I’ve been advised not to tell that story until 2019, per the State of Georgia’s statute of limitations on criminal trespassing.
I’ve read online about how you interact with the crowd (challenging people to dance offs, etc….). Was this something you’ve always imagined as a part of your act, or something that evolved with your sound?
Well I first want to clarify that our show is not exclusive or confrontational. Mostly. I mean, I’ll exclude you if you’re being an asshole, ha ha ha.

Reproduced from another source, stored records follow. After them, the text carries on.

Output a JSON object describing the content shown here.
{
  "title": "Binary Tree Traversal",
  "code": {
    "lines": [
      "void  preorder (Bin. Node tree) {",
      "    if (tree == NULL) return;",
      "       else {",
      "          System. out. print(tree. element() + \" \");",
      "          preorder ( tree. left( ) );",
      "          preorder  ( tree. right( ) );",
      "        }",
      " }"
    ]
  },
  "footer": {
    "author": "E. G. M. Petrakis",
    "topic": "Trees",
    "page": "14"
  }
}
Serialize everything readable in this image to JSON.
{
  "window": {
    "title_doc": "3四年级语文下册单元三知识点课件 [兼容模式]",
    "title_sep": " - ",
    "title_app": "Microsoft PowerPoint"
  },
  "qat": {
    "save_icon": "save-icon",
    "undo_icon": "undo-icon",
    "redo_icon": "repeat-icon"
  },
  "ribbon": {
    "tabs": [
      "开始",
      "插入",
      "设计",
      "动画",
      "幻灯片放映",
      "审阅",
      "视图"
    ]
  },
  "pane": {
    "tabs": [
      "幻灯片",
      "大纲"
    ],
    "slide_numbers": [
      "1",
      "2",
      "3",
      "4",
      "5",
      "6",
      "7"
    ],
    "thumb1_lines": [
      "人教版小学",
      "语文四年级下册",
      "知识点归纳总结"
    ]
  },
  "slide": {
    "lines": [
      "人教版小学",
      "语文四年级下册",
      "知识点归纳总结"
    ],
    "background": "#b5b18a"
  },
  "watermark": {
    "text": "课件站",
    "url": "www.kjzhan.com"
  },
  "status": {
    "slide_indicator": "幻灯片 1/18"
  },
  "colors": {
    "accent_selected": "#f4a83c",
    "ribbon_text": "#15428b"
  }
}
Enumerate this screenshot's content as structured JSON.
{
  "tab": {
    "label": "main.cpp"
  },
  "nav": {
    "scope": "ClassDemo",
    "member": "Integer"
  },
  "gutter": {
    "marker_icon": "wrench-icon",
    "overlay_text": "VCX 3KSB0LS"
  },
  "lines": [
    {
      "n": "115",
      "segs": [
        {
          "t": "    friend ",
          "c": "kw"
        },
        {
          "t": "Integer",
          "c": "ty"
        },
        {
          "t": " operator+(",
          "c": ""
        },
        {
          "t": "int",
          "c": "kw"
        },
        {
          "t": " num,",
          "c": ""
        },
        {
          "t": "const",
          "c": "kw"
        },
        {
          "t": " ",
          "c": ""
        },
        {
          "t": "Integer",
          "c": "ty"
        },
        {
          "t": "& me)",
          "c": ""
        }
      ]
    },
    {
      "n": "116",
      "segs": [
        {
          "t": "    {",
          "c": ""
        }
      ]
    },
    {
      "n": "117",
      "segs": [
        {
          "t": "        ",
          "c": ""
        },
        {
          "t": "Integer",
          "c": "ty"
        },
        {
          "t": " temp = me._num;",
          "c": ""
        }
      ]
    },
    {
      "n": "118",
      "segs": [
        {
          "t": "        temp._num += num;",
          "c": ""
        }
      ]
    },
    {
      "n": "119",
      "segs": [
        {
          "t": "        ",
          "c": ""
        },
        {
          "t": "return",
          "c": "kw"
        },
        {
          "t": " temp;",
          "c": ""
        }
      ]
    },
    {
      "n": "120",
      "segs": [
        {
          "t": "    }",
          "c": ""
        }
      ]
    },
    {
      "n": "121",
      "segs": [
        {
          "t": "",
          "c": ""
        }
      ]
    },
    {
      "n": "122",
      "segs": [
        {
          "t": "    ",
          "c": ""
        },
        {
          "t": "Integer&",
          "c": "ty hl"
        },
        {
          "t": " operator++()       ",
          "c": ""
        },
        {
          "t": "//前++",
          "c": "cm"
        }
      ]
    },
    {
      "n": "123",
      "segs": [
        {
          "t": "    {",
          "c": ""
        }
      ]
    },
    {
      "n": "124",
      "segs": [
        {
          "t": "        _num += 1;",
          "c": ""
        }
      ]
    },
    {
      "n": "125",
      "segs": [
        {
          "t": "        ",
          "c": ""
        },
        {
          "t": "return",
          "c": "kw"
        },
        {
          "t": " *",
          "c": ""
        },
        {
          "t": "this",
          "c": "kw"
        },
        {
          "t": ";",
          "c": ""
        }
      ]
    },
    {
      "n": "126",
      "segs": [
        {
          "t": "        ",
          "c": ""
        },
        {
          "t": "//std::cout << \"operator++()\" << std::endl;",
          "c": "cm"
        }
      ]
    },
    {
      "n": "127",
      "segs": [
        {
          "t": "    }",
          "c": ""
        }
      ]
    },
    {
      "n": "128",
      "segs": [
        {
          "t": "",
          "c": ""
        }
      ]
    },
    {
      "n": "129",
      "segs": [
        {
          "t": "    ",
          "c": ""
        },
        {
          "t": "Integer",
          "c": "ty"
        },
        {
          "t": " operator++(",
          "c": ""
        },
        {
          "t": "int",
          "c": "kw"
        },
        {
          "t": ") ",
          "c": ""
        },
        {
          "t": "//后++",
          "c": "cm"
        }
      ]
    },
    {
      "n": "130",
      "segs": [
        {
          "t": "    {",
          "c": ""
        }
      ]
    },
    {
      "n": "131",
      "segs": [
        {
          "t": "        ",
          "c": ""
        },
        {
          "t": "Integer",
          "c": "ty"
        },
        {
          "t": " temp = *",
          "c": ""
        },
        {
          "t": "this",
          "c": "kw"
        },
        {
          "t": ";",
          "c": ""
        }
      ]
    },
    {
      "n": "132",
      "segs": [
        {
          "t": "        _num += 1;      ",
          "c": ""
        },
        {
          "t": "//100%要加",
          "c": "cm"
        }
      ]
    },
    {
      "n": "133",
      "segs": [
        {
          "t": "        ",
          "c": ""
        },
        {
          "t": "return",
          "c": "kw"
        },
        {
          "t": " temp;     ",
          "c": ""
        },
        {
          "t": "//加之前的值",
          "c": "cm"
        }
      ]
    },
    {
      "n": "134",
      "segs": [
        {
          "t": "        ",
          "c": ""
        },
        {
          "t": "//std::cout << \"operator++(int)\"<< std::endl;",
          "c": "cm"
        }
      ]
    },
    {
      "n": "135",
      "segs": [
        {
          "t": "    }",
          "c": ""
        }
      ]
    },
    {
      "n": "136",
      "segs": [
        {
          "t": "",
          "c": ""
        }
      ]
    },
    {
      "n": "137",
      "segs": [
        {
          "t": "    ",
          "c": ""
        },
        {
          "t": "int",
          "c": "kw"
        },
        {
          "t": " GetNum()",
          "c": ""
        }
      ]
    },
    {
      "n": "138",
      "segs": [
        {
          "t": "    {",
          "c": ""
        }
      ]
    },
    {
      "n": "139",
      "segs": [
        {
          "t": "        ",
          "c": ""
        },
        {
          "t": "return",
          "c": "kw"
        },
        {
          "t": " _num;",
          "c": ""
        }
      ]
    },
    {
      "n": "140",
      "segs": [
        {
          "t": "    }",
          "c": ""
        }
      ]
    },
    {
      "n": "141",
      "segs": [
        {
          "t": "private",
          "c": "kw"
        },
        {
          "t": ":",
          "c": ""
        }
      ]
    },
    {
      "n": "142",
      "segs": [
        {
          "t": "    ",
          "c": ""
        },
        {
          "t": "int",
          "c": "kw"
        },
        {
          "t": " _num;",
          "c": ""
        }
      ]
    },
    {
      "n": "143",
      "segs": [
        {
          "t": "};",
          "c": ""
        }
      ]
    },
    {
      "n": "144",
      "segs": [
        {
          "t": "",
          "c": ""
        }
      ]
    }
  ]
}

Really what it’s all about is this sense that people just want to have fun, you know? Sometimes, though, they might feel like they need permission. So that’s what I’ll do, I’ll get off the stage and approach people and look them in the eye and dance with them. But it’s more like, “Hello! I see you! Look, we are in this room together and alive.” People forget that. They forget that they’re alive. Especially in New York. But once you remind them, they’re mostly pretty happy about it.
Could you tell me the story behind the video for “Party Crasher”?
We shot that video at my two favorite venues in New York. The tattoo story was shot in the recording studio at Silent Barn, which is where we also made the record. I brought in all these mirrors to dress is up like a spooky DIY tattoo parlor and during the setup, Julian Fader (who along with Carlos Hernandez runs the space and made our record) tripped on a mirror and cut himself real bad. At first he tried to shake it off but it quickly became clear he needed to go to the hospital.
The thing was that we were shooting in the middle of the Bushwick Open Studios festival so people kept coming in to check out the space. They’d walk in and then spot this literal puddle of blood on the floor and just recoil. We had fake blood on the set for the tattoo scenes and kept trying to be like “No, it’s fake blood!” but you could tell they weren’t buying it.
The performance stuff was shot at a great newer club called Palisades, which is a wonderful place.
What are you most looking forward to in 2016?
I’m told that ponchos are on their way back in.
Last thing you listened to?
Recently I’ve been obsessed with Frank Sinatra, that great feral priest of 20th century masculinity. They’ve been doing all this stuff for his 100th birthday and somebody on the radio played the final song from his final concert, it’s incredible. You can hear it on YouTube, it’s 1995 and his voice is shot but he still has that PRESENCE, you know?
And what does he choose as the last thing he’ll ever sing? “The Best Is Yet To Come,” it’s this saunteringly ballsy “fuck you” to death. He knows it’s his last curtain call and he uses it to say “I’m not beat!” It’s astounding – a fade into eternity, like the end of some Fellini movie. He literally goes out barking like a dog.